I recently read a very good blog post on More Than a Living in which the author, Rick Turoczy, posits that an artisan is more important than their tools. Seems rather obvious when it's worded like that, eh?
The author makes an excellent point.
People are quite protective of their “tools.”
Oooh. Tools. They’re oh-so-valuable. Lah-di-dah.
Their software. Their methodology. Their ways of doing things. Little flowcharts. Templates. Processes. Scorecards. Whatever.
The perceived value of these tools is huge.
But what about the actual value?
I’d say that there isn’t much value in the tool, at all.
In reality, a tool only becomes valuable by being a tool. By becoming something more in the hands of an artisan to manipulate it.
An artisan can quickly transition to new tools. In the MTL article, the author discusses Toby, an Excel whiz. A spreadsheet is Toby's tool. Excel may be his choice of paintbrush today, but I'm sure he can very quickly pick up any other spreadsheet program and quickly produce a masterpiece. He is master of financial modeling.
Over the years, I've seen technology job postings become extremely tool-specific, e.g. the following required applicant skill set pulled directly from a job listing on dice.com. I've edited the layout of the post for reasons of legibility, brevity, and removal of pure BS.
- Experience in Web-based software application development experience to include:
- internet integration server (iis) / active directory (ad) / SQL Server 2003 & 2005, SSIS, Visual Studio Team system.
- Understanding of intranet / extranet development / reverse proxy/Share Point portal / windows Share Point services.
- Understanding of impacts of multiple locations spread out globally connected by wide area network of varying speeds with varying desktop configurations.
- Understanding of multiple language, currency and locality impacts
- Use and development of web services
- Good software development practices including controlled processes and separation of development, test, and production environments.
Contrast these job requirements with the idea of an artisan being more important that their tools. One cause of this type of job posting is the need of headhunters and HR personnel -- through no fault of their own -- to have a checklist with which to filter candidates without consuming valuable interview time and resources. But even so, this type of job posting seems peculiar to technical industries.

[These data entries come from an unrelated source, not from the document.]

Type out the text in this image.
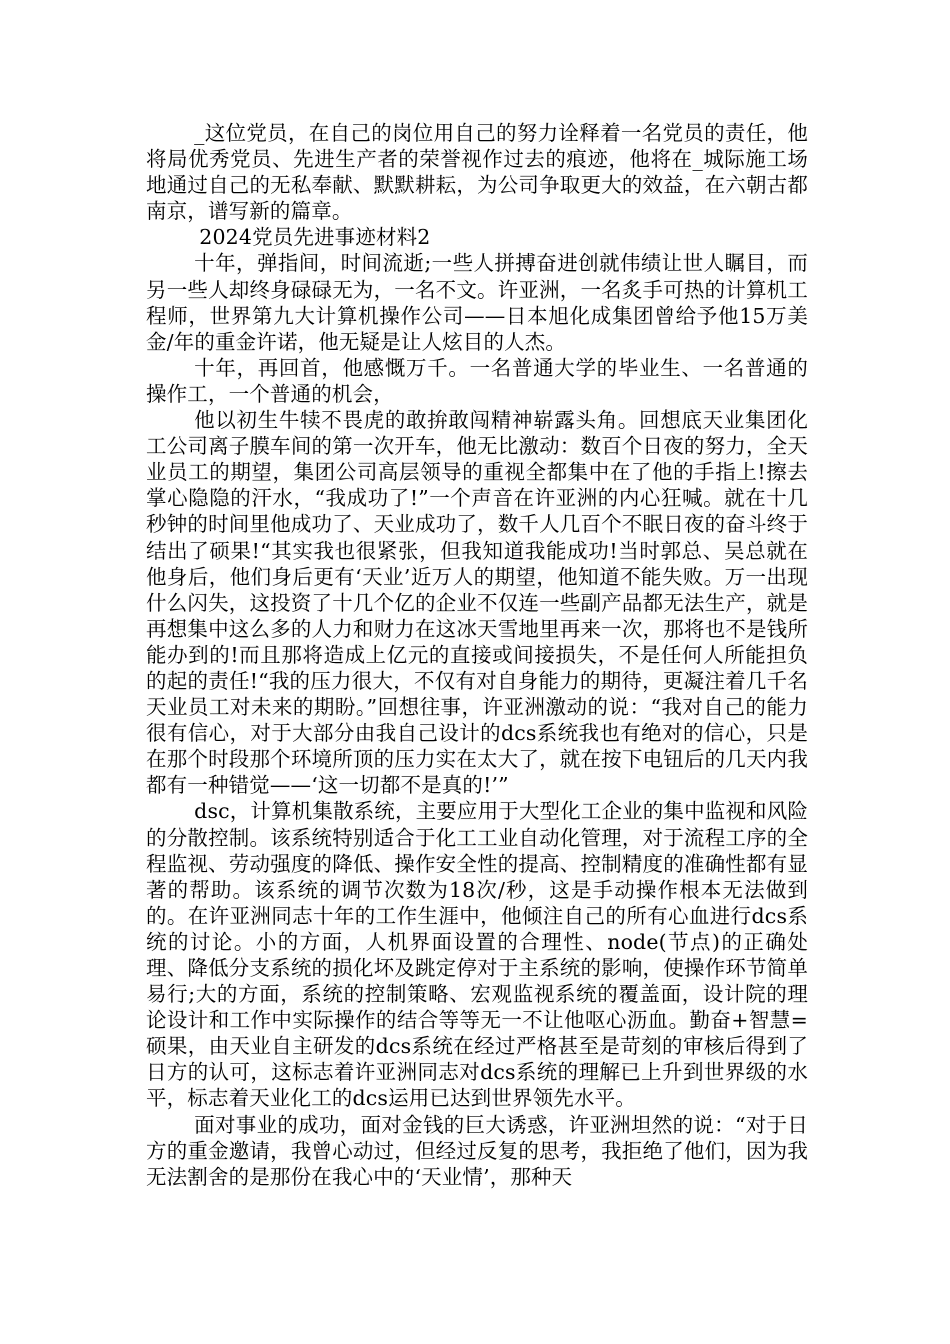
_这位党员，在自己的岗位用自己的努力诠释着一名党员的责任，他将局优秀党员、先进生产者的荣誉视作过去的痕迹，他将在_城际施工场地通过自己的无私奉献、默默耕耘，为公司争取更大的效益，在六朝古都南京，谱写新的篇章。

2024党员先进事迹材料2

十年，弹指间，时间流逝;一些人拼搏奋进创就伟绩让世人瞩目，而另一些人却终身碌碌无为，一名不文。许亚洲，一名炙手可热的计算机工程师，世界第九大计算机操作公司——日本旭化成集团曾给予他15万美金/年的重金许诺，他无疑是让人炫目的人杰。

十年，再回首，他感慨万千。一名普通大学的毕业生、一名普通的操作工，一个普通的机会，

他以初生牛犊不畏虎的敢拚敢闯精神崭露头角。回想底天业集团化工公司离子膜车间的第一次开车，他无比激动：数百个日夜的努力，全天业员工的期望，集团公司高层领导的重视全都集中在了他的手指上!擦去掌心隐隐的汗水，“我成功了!”一个声音在许亚洲的内心狂喊。就在十几秒钟的时间里他成功了、天业成功了，数千人几百个不眠日夜的奋斗终于结出了硕果!“其实我也很紧张，但我知道我能成功!当时郭总、吴总就在他身后，他们身后更有‘天业’近万人的期望，他知道不能失败。万一出现什么闪失，这投资了十几个亿的企业不仅连一些副产品都无法生产，就是再想集中这么多的人力和财力在这冰天雪地里再来一次，那将也不是钱所能办到的!而且那将造成上亿元的直接或间接损失，不是任何人所能担负的起的责任!“我的压力很大，不仅有对自身能力的期待，更凝注着几千名天业员工对未来的期盼。”回想往事，许亚洲激动的说：“我对自己的能力很有信心，对于大部分由我自己设计的dcs系统我也有绝对的信心，只是在那个时段那个环境所顶的压力实在太大了，就在按下电钮后的几天内我都有一种错觉——‘这一切都不是真的!’”

dsc，计算机集散系统，主要应用于大型化工企业的集中监视和风险的分散控制。该系统特别适合于化工工业自动化管理，对于流程工序的全程监视、劳动强度的降低、操作安全性的提高、控制精度的准确性都有显著的帮助。该系统的调节次数为18次/秒，这是手动操作根本无法做到的。在许亚洲同志十年的工作生涯中，他倾注自己的所有心血进行dcs系统的讨论。小的方面，人机界面设置的合理性、node(节点)的正确处理、降低分支系统的损化坏及跳定停对于主系统的影响，使操作环节简单易行;大的方面，系统的控制策略、宏观监视系统的覆盖面，设计院的理论设计和工作中实际操作的结合等等无一不让他呕心沥血。勤奋+智慧=硕果，由天业自主研发的dcs系统在经过严格甚至是苛刻的审核后得到了日方的认可，这标志着许亚洲同志对dcs系统的理解已上升到世界级的水平，标志着天业化工的dcs运用已达到世界领先水平。

面对事业的成功，面对金钱的巨大诱惑，许亚洲坦然的说：“对于日方的重金邀请，我曾心动过，但经过反复的思考，我拒绝了他们，因为我无法割舍的是那份在我心中的‘天业情’，那种天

Have you ever seen a job posting for a carpenter that required 2 years experience with a Stanley 22 oz Antivibe Framing Hammer? Of course not.
Given an applicant's demonstrated competency in my field (programming in my case), I don't hire based upon experience with specific tools. Instead, I've always tried to hire based upon three criteria.
- Motivation. Does the candidate show a history of completing tasks and projects? If presented with a problem, do they truly attempt to solve it? Are they lifelong learners? Do they read technical books and journals? Do they play with new technologies? Is this a profession or merely a job?
- Intelligence. How do they solve problems? When presented with a problem, do they latch onto the first solution they dream up, or do they develop and evaluate multiple possible solutions? Are they open to new ideas? How well do they think through the balancing of conflicting ideas, requirements, and solutions?
- Personableness. How well will this person fit on the team? I try to imagine the person on the team and how the other team members will relate with them.
Given the potent combination of motivation and intelligence, a Java programmer quickly becomes a C# .NET expert -- or vice-versa; experience with specific tools is nice, but relatively unimportant. But even motivation and intelligence must be balanced with how well the candidate will fit in with a team; even the most talented performer isn't worth the cost of disrupting your team. Terrell Owens is arguably the best receiver in the National Football League, but he has eventually poisoned the locker room of every team for whom he has ever played.
I would never turn down a top-shelf developer because they didn't possess experience in a particular toolset. I don't hire carpenters because of the type of hammer in the tool belt, but rather their knowledge of construction techniques, materials, and craftsmanship. It was Einstein the artisan that revolutionized physics, not his writing implements and certainly not whatever brand of slide rule he used. Mario Andretti not only won auto races in many different types of cars, but also in many different types of auto races.
If you wanted a portrait done in watercolors, would you rule out a Rembrandt because he primarily worked in oils and engravings? I thought not.